Patientenbrief September 2018

Herzlich Willkommen,

die Medizin begibt sich zunehmend auf den Weg einer patientenindividuellen Therapie. Die Behandlung wird maßgeschneiderter, Medikamente noch zielgerichteter – nicht nur im Bereich Krebs. Auch über Erkrankungen wie Asthma wissen Wissenschaftler heute mehr denn je. Das Ergebnis: Inzwischen gibt es biotechnologisch hergestellte Arzneimittel, die zumindest für einen kleinen Teil der Betroffenen eine Revolution bedeuten. Der Anfang ist gemacht, doch die Forschung geht weiter. Schließlich sollen noch mehr Patienten von Therapien profitieren, die eigens auf ihre Erkrankungsform zugeschnitten sind. Dieser PatientenBrief nimmt Sie mit auf eine Reise in die Welt der patientenindividuellen Therapien. Er beleuchtet, inwiefern „Biologika“ die moderne Asthmabehandlung bereits verbessert haben – und wie sie sie in Zukunft noch verändern können. Voraussetzung ist: eine exakte Diagnose. Denn sie ist die Grundlage jeglicher patientenindividuellen Therapie. 

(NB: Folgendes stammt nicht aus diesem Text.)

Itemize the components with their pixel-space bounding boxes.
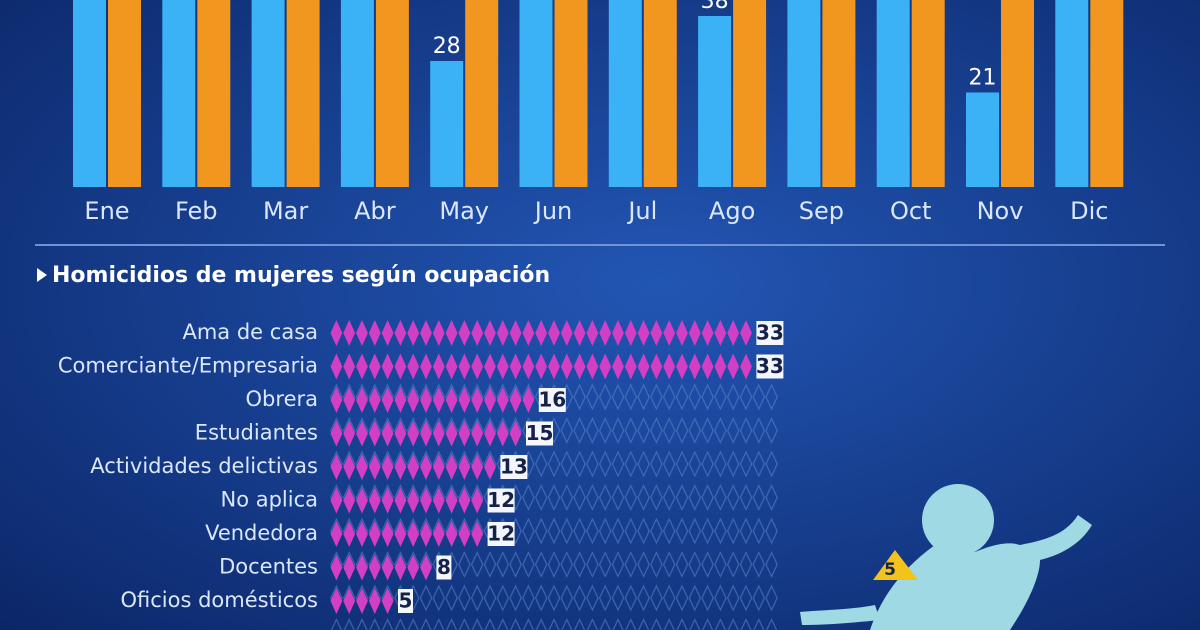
- value-box: [500, 455, 528, 479]
- bar: [698, 16, 732, 187]
- pictogram-bar: [330, 588, 394, 614]
- pictogram-bar: [330, 554, 432, 581]
- bar: [1001, 0, 1034, 187]
- pictogram-bar: [330, 420, 522, 447]
- pictogram-bar: [330, 353, 752, 380]
- x-tick-label: Sep: [799, 197, 844, 225]
- value-box: [756, 354, 784, 379]
- pictogram-title: Homicidios de mujeres según ocupación: [52, 263, 550, 288]
- bar: [554, 0, 588, 187]
- value-box: [756, 321, 784, 345]
- value-label: 8: [437, 555, 451, 579]
- x-tick-label: Mar: [263, 197, 308, 225]
- value-label: 5: [399, 589, 413, 613]
- category-label: Docentes: [219, 555, 318, 579]
- value-box: [487, 488, 515, 513]
- bar: [286, 0, 320, 187]
- data-label: 38: [701, 0, 729, 14]
- value-box: [436, 555, 452, 580]
- bar: [733, 0, 767, 187]
- value-label: 33: [756, 321, 784, 345]
- bar: [162, 0, 196, 187]
- value-label: 12: [487, 488, 515, 512]
- bar: [108, 0, 141, 187]
- category-label: Comerciante/Empresaria: [58, 354, 318, 378]
- bar: [430, 61, 464, 187]
- bar: [911, 0, 945, 187]
- bar: [876, 0, 910, 187]
- value-box: [538, 388, 566, 412]
- category-label: No aplica: [220, 488, 318, 512]
- bar: [375, 0, 409, 187]
- x-tick-label: Jul: [626, 197, 657, 225]
- x-tick-label: Abr: [354, 197, 396, 225]
- marker-label: 5: [884, 560, 896, 580]
- category-label: Ama de casa: [182, 320, 318, 344]
- x-tick-label: May: [439, 197, 489, 225]
- data-label: 28: [433, 34, 461, 59]
- bar: [822, 0, 856, 187]
- category-label: Obrera: [246, 387, 318, 411]
- category-label: Oficios domésticos: [120, 588, 318, 612]
- bar: [1055, 0, 1089, 187]
- bar: [251, 0, 285, 187]
- x-tick-label: Oct: [890, 197, 932, 225]
- x-tick-label: Nov: [977, 197, 1024, 225]
- x-tick-label: Feb: [175, 197, 218, 225]
- bar: [608, 0, 642, 187]
- bar: [340, 0, 374, 187]
- evidence-marker: [873, 550, 918, 580]
- value-box: [398, 589, 413, 613]
- value-label: 12: [487, 522, 515, 546]
- x-tick-label: Ago: [709, 197, 755, 225]
- value-box: [487, 522, 515, 546]
- pictogram-bar: [330, 454, 496, 480]
- x-tick-label: Dic: [1070, 197, 1108, 225]
- category-label: Estudiantes: [195, 421, 318, 445]
- value-label: 16: [538, 388, 566, 412]
- bar: [787, 0, 821, 187]
- bar: [465, 0, 499, 187]
- category-label: Vendedora: [205, 521, 318, 545]
- x-tick-label: Jun: [533, 197, 573, 225]
- bar: [643, 0, 677, 187]
- data-label: 21: [969, 66, 997, 91]
- slot-pattern: [330, 383, 778, 630]
- bar: [519, 0, 553, 187]
- value-box: [526, 421, 553, 446]
- value-label: 33: [756, 354, 784, 378]
- x-tick-label: Ene: [84, 197, 129, 225]
- category-label: Actividades delictivas: [90, 454, 318, 478]
- value-label: 13: [500, 455, 528, 479]
- pictogram-bar: [330, 487, 484, 514]
- bar: [1090, 0, 1124, 187]
- bar: [966, 92, 999, 187]
- pictogram-bar: [330, 387, 535, 413]
- pictogram-bar: [330, 521, 484, 547]
- title-arrow: [37, 268, 47, 282]
- value-label: 15: [526, 421, 554, 445]
- silhouette: [800, 484, 1092, 630]
- bar: [73, 0, 106, 187]
- pictogram-bar: [330, 320, 752, 346]
- bar: [197, 0, 231, 187]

Ihre Ilka Einfeldt, Leiterin Patient Relations

Patientenindividuelle Therapie – mehr als nur Zukunftsmusik

Wo man auch hinhört: Alles redet von „personalisierter Medizin“. Experten sprechen von „patientenindividuellen Therapien“ oder „maßgeschneiderter Behandlung“. Und tatsächlich: Mit dem wachsenden Wissen über die zugrundeliegenden Mechanismen der verschiedensten Erkrankungen steigt auch die Zahl zielgerichteterer Arzneimittel. Die Onkologie macht es vor – und auch im Bereich der Pneumologie wird es zunehmend Realität. Ein Beispiel: Moderne Biologika haben die Asthmabehandlung für eine kleine, besonders schwer erkrankte Patientengruppe bereits revolutioniert. Und das ist erst der Anfang.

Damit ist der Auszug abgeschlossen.